Leaving silence in her wake, Star returned to the twins, happily dozing in their seats like twin angels. Well, their father is no angel, she thought furiously.
A HELICOPTER took them the last brief leg of the journey.
‘That’s the villa down there!’ Luc shouted above the noise of the rotors.
Star gazed down into a breathtakingly beautiful wooded gorge and saw a villa with a terracotta roof perched just above a stretch of golden sand. A ribbon of road ran down through steep, tortuous bends beneath the trees, but she could see no other houses. A private hideaway…just when she wanted crowds to prevent her lunging for Luc’s jugular vein!
Although Star had a quick temper, she usually cooled down again even quicker. But this time she just found herself getting even angrier with Luc. Luc, whom she had once worshipped rather like a god, whom she had unquestioningly accepted was in every way superior to her humble self. Cleverer, stronger, better than her in every way. But Luc had attacked her once too often with her supposed flaws and mistakes.
Descending from the helicopter, clutching Venus, Star studied the rambling, spacious villa. Backed by a grove of tall cypress and beech trees, the weathered tawny stone gleamed like gold in the glowing light of sunset. Even a sourpuss would have been forced to admit that it was an absolutely out-of-this-world setting. And when Luc showed her through the front door it just got better and better. Marble-tiled floors, stylish, comfortable furniture, ornate lamps and vases, beautiful bedrooms and bathrooms, and cots dressed with broderie anglaise bedding awaiting the twins.
‘How did you get this place at such short notice…a cancellation?’ she heard herself ask, although she had been assiduously ignoring him.
‘It’s been in the family for a while.’
Star’s face took on a jaundiced look. She should have known. Private, exclusive, possessed of every conceivable luxury. ‘Was that a Jacuzzi out front?’
‘Well, you needn’t think you’re getting me into that.’
She listened to him audibly exhale, and busied herself with Venus and Mars. She had readied them for bed before they’d left the jet and they were snug in their respective Babygros.
Luc hovered. ‘You’re not going to have to cook or anything—’
‘Oh, I know that. You wouldn’t want to be poisoned, would you?’
Ignoring that comment, Luc mentioned the maid who would be coming in twice a day, and who would also be available to stay over if they wanted to dine out.
Star put the twins in the cots and thought what truly wonderful babies they were, neither of them one bit bothered by all the different places they had had to sleep recently.
‘If you give me the chance, I’ll apologise,’ Luc drawled levelly.
‘Forget it…it would be wasted on me.
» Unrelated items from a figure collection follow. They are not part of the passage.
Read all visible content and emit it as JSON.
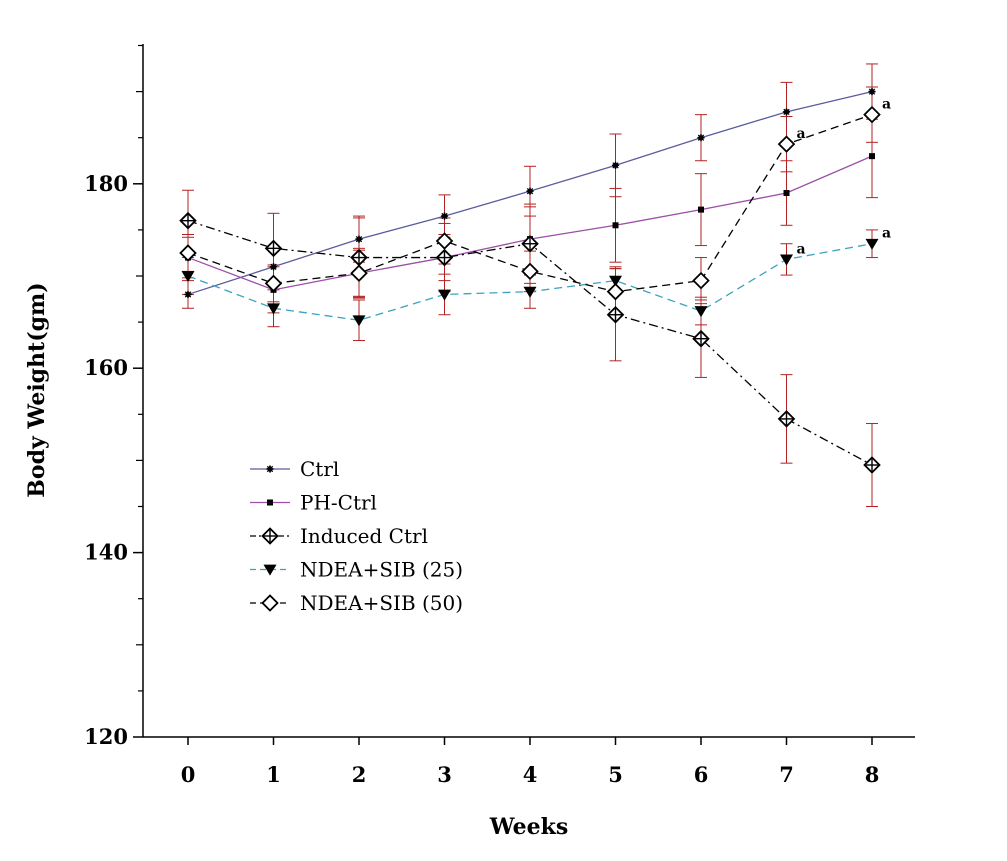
{
  "chart_data": {
    "type": "line",
    "title": "",
    "xlabel": "Weeks",
    "ylabel": "Body Weight(gm)",
    "xlim": [
      -0.5,
      8.5
    ],
    "ylim": [
      120,
      195
    ],
    "x": [
      0,
      1,
      2,
      3,
      4,
      5,
      6,
      7,
      8
    ],
    "x_tick_labels": [
      "0",
      "1",
      "2",
      "3",
      "4",
      "5",
      "6",
      "7",
      "8"
    ],
    "y_ticks": [
      120,
      140,
      160,
      180
    ],
    "y_tick_labels": [
      "120",
      "140",
      "160",
      "180"
    ],
    "legend_position": "lower-left",
    "error_bar_color": "#b22222",
    "series": [
      {
        "name": "Ctrl",
        "color": "#5b5b9f",
        "dash": "solid",
        "marker": "star",
        "values": [
          168.0,
          171.0,
          174.0,
          176.5,
          179.2,
          182.0,
          185.0,
          187.8,
          190.0
        ],
        "errors": [
          1.5,
          2.0,
          2.5,
          2.3,
          2.7,
          3.4,
          2.5,
          3.2,
          3.0
        ]
      },
      {
        "name": "PH-Ctrl",
        "color": "#9c4fa6",
        "dash": "solid",
        "marker": "square",
        "values": [
          172.0,
          168.5,
          170.3,
          172.0,
          174.0,
          175.5,
          177.2,
          179.0,
          183.0
        ],
        "errors": [
          2.2,
          2.5,
          2.7,
          2.5,
          3.5,
          4.0,
          3.9,
          3.5,
          4.5
        ]
      },
      {
        "name": "Induced Ctrl",
        "color": "#000000",
        "dash": "dashdot",
        "marker": "crossed-diamond",
        "values": [
          176.0,
          173.0,
          172.0,
          172.0,
          173.5,
          165.8,
          163.2,
          154.5,
          149.5
        ],
        "errors": [
          3.3,
          3.8,
          4.3,
          3.7,
          4.3,
          5.0,
          4.2,
          4.8,
          4.5
        ]
      },
      {
        "name": "NDEA+SIB (25)",
        "color": "#3aa3c0",
        "dash": "dashed",
        "marker": "triangle-down",
        "values": [
          170.0,
          166.5,
          165.2,
          168.0,
          168.3,
          169.5,
          166.2,
          171.8,
          173.5
        ],
        "errors": [
          2.0,
          2.0,
          2.2,
          2.2,
          1.8,
          1.5,
          1.5,
          1.7,
          1.5
        ],
        "annotation": "a",
        "annotation_indices": [
          7,
          8
        ]
      },
      {
        "name": "NDEA+SIB (50)",
        "color": "#000000",
        "dash": "dashed",
        "marker": "open-diamond",
        "values": [
          172.5,
          169.2,
          170.3,
          173.8,
          170.5,
          168.3,
          169.5,
          184.3,
          187.5
        ],
        "errors": [
          2.0,
          2.0,
          2.5,
          2.5,
          2.2,
          2.5,
          2.5,
          3.0,
          3.0
        ],
        "annotation": "a",
        "annotation_indices": [
          7,
          8
        ]
      }
    ]
  }
}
I’m just sick and tired of you always criticising me—’
‘Star…I very much want this to be a special time for us,’ Luc said. ‘I accept that I spoilt things, but it’s not like you to hold spite.’
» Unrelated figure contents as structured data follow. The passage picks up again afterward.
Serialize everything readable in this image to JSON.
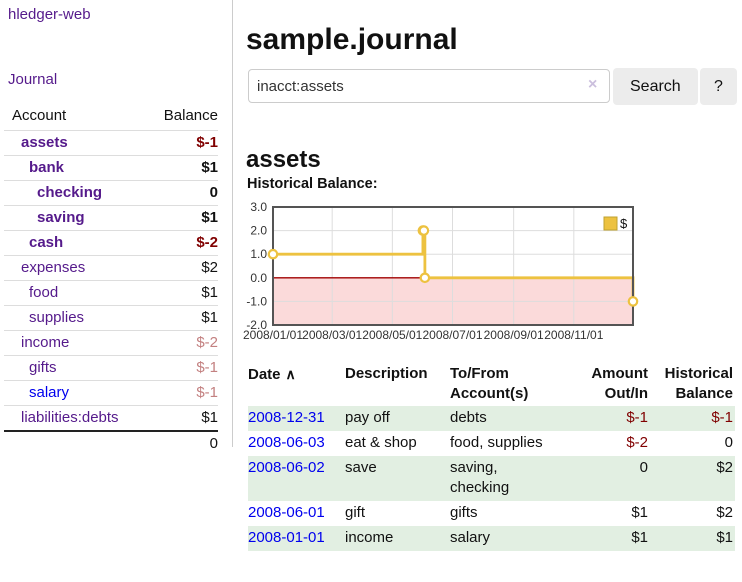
{
  "app": {
    "brand": "hledger-web"
  },
  "sidebar": {
    "journal_label": "Journal",
    "account_header": "Account",
    "balance_header": "Balance",
    "accounts": [
      {
        "name": "assets",
        "level": 1,
        "bold": true,
        "color": "purple",
        "balance": "$-1",
        "bclass": "neg-strong"
      },
      {
        "name": "bank",
        "level": 2,
        "bold": true,
        "color": "purple",
        "balance": "$1",
        "bclass": "pos"
      },
      {
        "name": "checking",
        "level": 3,
        "bold": true,
        "color": "purple",
        "balance": "0",
        "bclass": "pos"
      },
      {
        "name": "saving",
        "level": 3,
        "bold": true,
        "color": "purple",
        "balance": "$1",
        "bclass": "pos"
      },
      {
        "name": "cash",
        "level": 2,
        "bold": true,
        "color": "purple",
        "balance": "$-2",
        "bclass": "neg-strong"
      },
      {
        "name": "expenses",
        "level": 1,
        "bold": false,
        "color": "purple",
        "balance": "$2",
        "bclass": "pos"
      },
      {
        "name": "food",
        "level": 2,
        "bold": false,
        "color": "purple",
        "balance": "$1",
        "bclass": "pos"
      },
      {
        "name": "supplies",
        "level": 2,
        "bold": false,
        "color": "purple",
        "balance": "$1",
        "bclass": "pos"
      },
      {
        "name": "income",
        "level": 1,
        "bold": false,
        "color": "purple",
        "balance": "$-2",
        "bclass": "neg-dim"
      },
      {
        "name": "gifts",
        "level": 2,
        "bold": false,
        "color": "purple",
        "balance": "$-1",
        "bclass": "neg-dim"
      },
      {
        "name": "salary",
        "level": 2,
        "bold": false,
        "color": "blue",
        "balance": "$-1",
        "bclass": "neg-dim"
      },
      {
        "name": "liabilities:debts",
        "level": 1,
        "bold": false,
        "color": "purple",
        "balance": "$1",
        "bclass": "pos"
      }
    ],
    "total": "0"
  },
  "header": {
    "title": "sample.journal"
  },
  "search": {
    "value": "inacct:assets",
    "clear_icon": "×",
    "search_label": "Search",
    "help_label": "?"
  },
  "account_view": {
    "title": "assets",
    "section_label": "Historical Balance:"
  },
  "chart_data": {
    "type": "line",
    "step": true,
    "title": "Historical Balance",
    "x_start": "2008-01-01",
    "series": [
      {
        "name": "$",
        "color": "#edc240",
        "points": [
          {
            "date": "2008-01-01",
            "value": 1
          },
          {
            "date": "2008-06-01",
            "value": 2
          },
          {
            "date": "2008-06-02",
            "value": 2
          },
          {
            "date": "2008-06-03",
            "value": 0
          },
          {
            "date": "2008-12-31",
            "value": -1
          }
        ]
      }
    ],
    "ylim": [
      -2,
      3
    ],
    "yticks": [
      3.0,
      2.0,
      1.0,
      0.0,
      -1.0,
      -2.0
    ],
    "xticks": [
      {
        "label": "2008/01/01",
        "day": 0
      },
      {
        "label": "2008/03/01",
        "day": 60
      },
      {
        "label": "2008/05/01",
        "day": 121
      },
      {
        "label": "2008/07/01",
        "day": 182
      },
      {
        "label": "2008/09/01",
        "day": 244
      },
      {
        "label": "2008/11/01",
        "day": 305
      }
    ],
    "xlim_days": [
      0,
      365
    ],
    "grid": true,
    "negative_fill": "#fbdada",
    "zero_line_color": "#a00000",
    "legend": {
      "label": "$",
      "position": "top-right"
    }
  },
  "register": {
    "sort_icon": "∧",
    "columns": [
      {
        "label": "Date"
      },
      {
        "label": "Description"
      },
      {
        "label": "To/From Account(s)"
      },
      {
        "label": "Amount Out/In"
      },
      {
        "label": "Historical Balance"
      }
    ],
    "rows": [
      {
        "date": "2008-12-31",
        "description": "pay off",
        "accounts": "debts",
        "amount": "$-1",
        "amount_neg": true,
        "balance": "$-1",
        "balance_neg": true,
        "shade": true
      },
      {
        "date": "2008-06-03",
        "description": "eat & shop",
        "accounts": "food, supplies",
        "amount": "$-2",
        "amount_neg": true,
        "balance": "0",
        "balance_neg": false,
        "shade": false
      },
      {
        "date": "2008-06-02",
        "description": "save",
        "accounts": "saving, checking",
        "amount": "0",
        "amount_neg": false,
        "balance": "$2",
        "balance_neg": false,
        "shade": true
      },
      {
        "date": "2008-06-01",
        "description": "gift",
        "accounts": "gifts",
        "amount": "$1",
        "amount_neg": false,
        "balance": "$2",
        "balance_neg": false,
        "shade": false
      },
      {
        "date": "2008-01-01",
        "description": "income",
        "accounts": "salary",
        "amount": "$1",
        "amount_neg": false,
        "balance": "$1",
        "balance_neg": false,
        "shade": true
      }
    ]
  },
  "colors": {
    "link_purple": "#551a8b",
    "link_blue": "#0000ee",
    "negative_strong": "#800000",
    "negative_dim": "#c38080",
    "row_shade_green": "#e2efe2",
    "chart_line": "#edc240",
    "chart_border": "#545454",
    "grid_line": "#dddddd",
    "button_bg": "#ececec"
  }
}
‘No, more’s the pity.’ Star surveyed him, aquamarine eyes shimmering. It annoyed her right then that he looked so absolutely gorgeous and so absolutely reasonable, as if he was trying to deal gently with a very sulky child. ‘I mean, you didn’t hang back when it came to censuring my actions, did you? So why did I? And I did hold back!’
‘If you’ve got something to say, say it…’
‘Have you a pen?’
His black brows pleating, he tugged a gold pen from his inside pocket. Star strolled into the main reception room and espied a notepad by the phone. Sitting down on a sofa, she proceeded to write.
‘What are you doing?’
‘You’re clever when you argue. I want to be sure I’m not knocked off track. I want to be sure I get everything out!’
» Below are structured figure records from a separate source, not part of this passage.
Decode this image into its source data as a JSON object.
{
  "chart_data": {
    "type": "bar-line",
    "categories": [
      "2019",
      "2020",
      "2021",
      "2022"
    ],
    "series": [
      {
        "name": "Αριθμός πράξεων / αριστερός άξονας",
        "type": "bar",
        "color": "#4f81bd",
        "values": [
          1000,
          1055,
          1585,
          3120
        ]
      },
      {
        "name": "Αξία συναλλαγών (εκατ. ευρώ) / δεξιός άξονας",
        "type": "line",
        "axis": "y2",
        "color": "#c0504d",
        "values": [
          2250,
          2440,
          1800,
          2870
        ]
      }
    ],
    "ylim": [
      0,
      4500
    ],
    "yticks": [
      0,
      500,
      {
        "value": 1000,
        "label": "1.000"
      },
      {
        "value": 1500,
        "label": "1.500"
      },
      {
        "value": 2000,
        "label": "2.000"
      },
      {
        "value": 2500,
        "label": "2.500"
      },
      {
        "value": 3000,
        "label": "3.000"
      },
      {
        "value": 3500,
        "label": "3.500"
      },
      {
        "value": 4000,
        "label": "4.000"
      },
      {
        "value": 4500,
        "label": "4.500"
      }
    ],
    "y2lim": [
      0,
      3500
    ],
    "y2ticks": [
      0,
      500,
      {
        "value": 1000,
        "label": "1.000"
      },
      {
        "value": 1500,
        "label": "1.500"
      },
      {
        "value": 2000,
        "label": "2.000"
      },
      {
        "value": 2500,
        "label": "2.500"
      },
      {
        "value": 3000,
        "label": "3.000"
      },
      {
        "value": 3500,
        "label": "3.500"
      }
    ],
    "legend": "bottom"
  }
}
‘I think I’ll go for a walk on the beach, and maybe by the time—’
‘By the time you get back, I’ll have cooled off?’ Star loosed a driven laugh. ‘No chance, Luc. Right, are you ready?’
‘Is this really necessary?’
‘If you want me to stay married to you beyond the next five minutes, it is very necessary,’ Star stated tightly. ‘Point one. I do not like being treated like a child. I’m a woman and a mother. I will not be patronised.’